As she sits in the old arm-chair with her small head thrown wearily back, she looks almost too transparently pale and pure for an inhabitant of earth.
The blue veins show plainly as they wander beneath the white skin, the blue eyes look larger and darker by contrast with the purple shadows beneath them, the once rounded cheeks are thin and hollow.
Even the lips, once so rosy and smiling with their arch dimpled corners, have taken on an expression of pain and endurance pitiful to see in one so young and fair.

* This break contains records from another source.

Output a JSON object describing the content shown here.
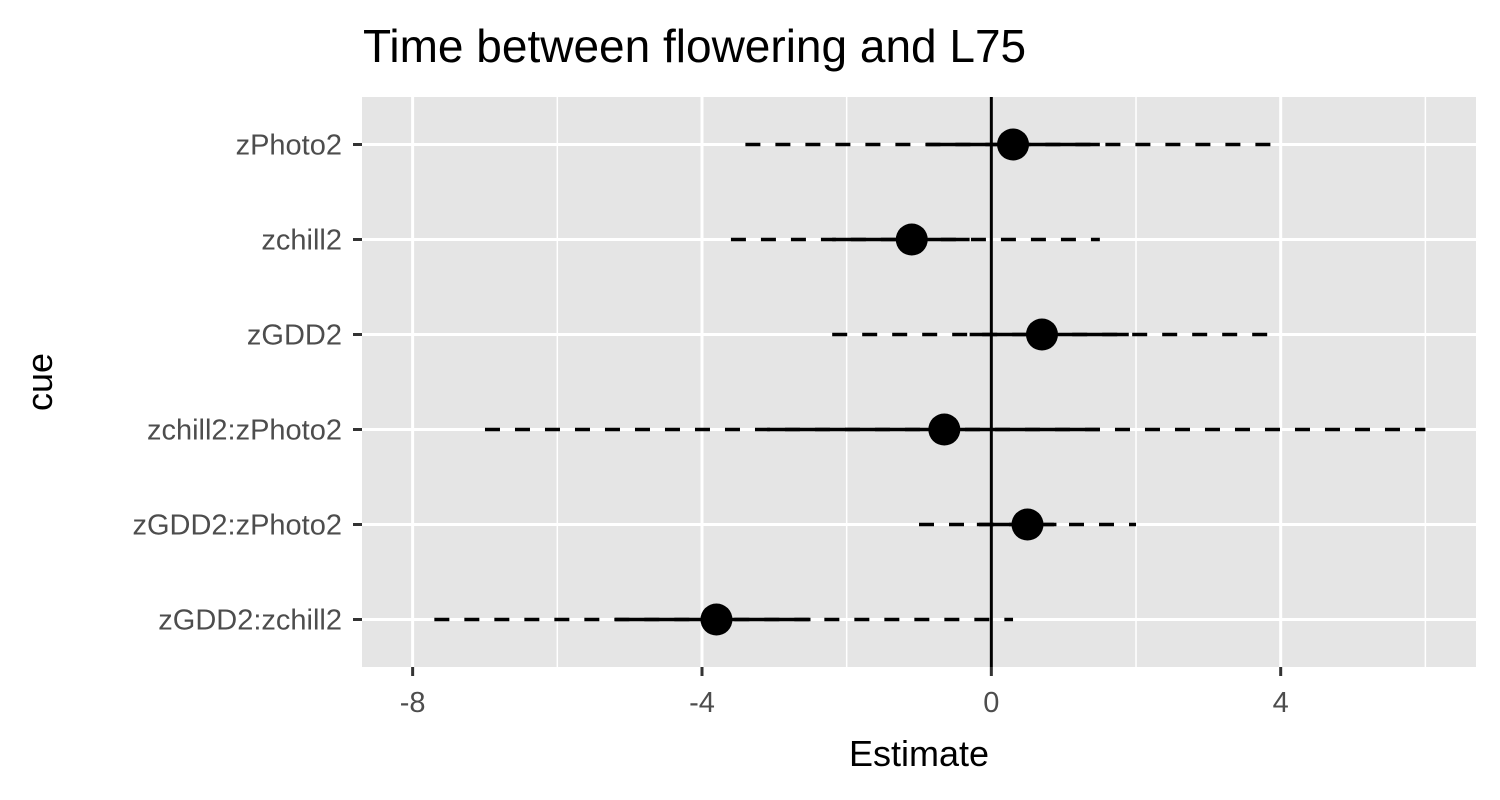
{
  "chart_data": {
    "type": "forest",
    "title": "Time between flowering and L75",
    "xlabel": "Estimate",
    "ylabel": "cue",
    "xlim": [
      -8.7,
      6.7
    ],
    "x_ticks": [
      -8,
      -4,
      0,
      4
    ],
    "x_minor_ticks": [
      -6,
      -2,
      2,
      6
    ],
    "reference_line": 0,
    "grid": true,
    "categories": [
      "zPhoto2",
      "zchill2",
      "zGDD2",
      "zchill2:zPhoto2",
      "zGDD2:zPhoto2",
      "zGDD2:zchill2"
    ],
    "points": [
      {
        "cue": "zPhoto2",
        "estimate": 0.3,
        "inner": [
          -0.9,
          1.5
        ],
        "outer": [
          -3.4,
          4.0
        ]
      },
      {
        "cue": "zchill2",
        "estimate": -1.1,
        "inner": [
          -2.2,
          -0.3
        ],
        "outer": [
          -3.6,
          1.5
        ]
      },
      {
        "cue": "zGDD2",
        "estimate": 0.7,
        "inner": [
          -0.3,
          1.9
        ],
        "outer": [
          -2.2,
          3.9
        ]
      },
      {
        "cue": "zchill2:zPhoto2",
        "estimate": -0.65,
        "inner": [
          -3.1,
          1.5
        ],
        "outer": [
          -7.0,
          6.0
        ]
      },
      {
        "cue": "zGDD2:zPhoto2",
        "estimate": 0.5,
        "inner": [
          -0.2,
          0.9
        ],
        "outer": [
          -1.0,
          2.0
        ]
      },
      {
        "cue": "zGDD2:zchill2",
        "estimate": -3.8,
        "inner": [
          -5.2,
          -2.5
        ],
        "outer": [
          -7.7,
          0.3
        ]
      }
    ],
    "colors": {
      "panel": "#e5e5e5",
      "grid": "#ffffff",
      "marks": "#000000",
      "tick_text": "#4d4d4d"
    }
  }
}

The small white hands, growing thin and weak, are listlessly folded across her lap, while she looks wearily at the smouldering ashes of a fire that had been kindled on the hearth that morning, for the September mornings are chilly and the girl's enfeebled frame feels cold keenly.
Thus the two confederates found her when, after a premonitory rap, they unlocked the door and entered. She looked up and her white face blanched still whiter at their presence, but beyond that she took no notice save in a fixed and slightly scornful curl of the lip.
"I trust that I find you well, Miss Lawrence," said her suitor, with an air of devotion.
"Is it possible I should feel well after subsisting for a month on bread and water?" asked the girl, in a languid voice of unutterable contempt.
"Lily, forgive me, but you force me to adopt these stringent measures. It is my love that drives me thus to extremes in hope of forcing your consent at last. Oh! why will you not relent and make yourself comfortable, and me the happiest of men?" cried Colville, imploringly, as he tried to take her hand in his own. But she drew it away with a gesture of contempt and repugnance to his touch and he desisted. Dr. Pratt withdrew to the window and appeared to ignore the conversation.
"Lily," continued Colville, seeing that she made no motion of replying, "you have now had a month for contemplation and sober reflection. Surely you have profited by the thoughts that must have assailed you in that time. Do you now consent to become my wife?"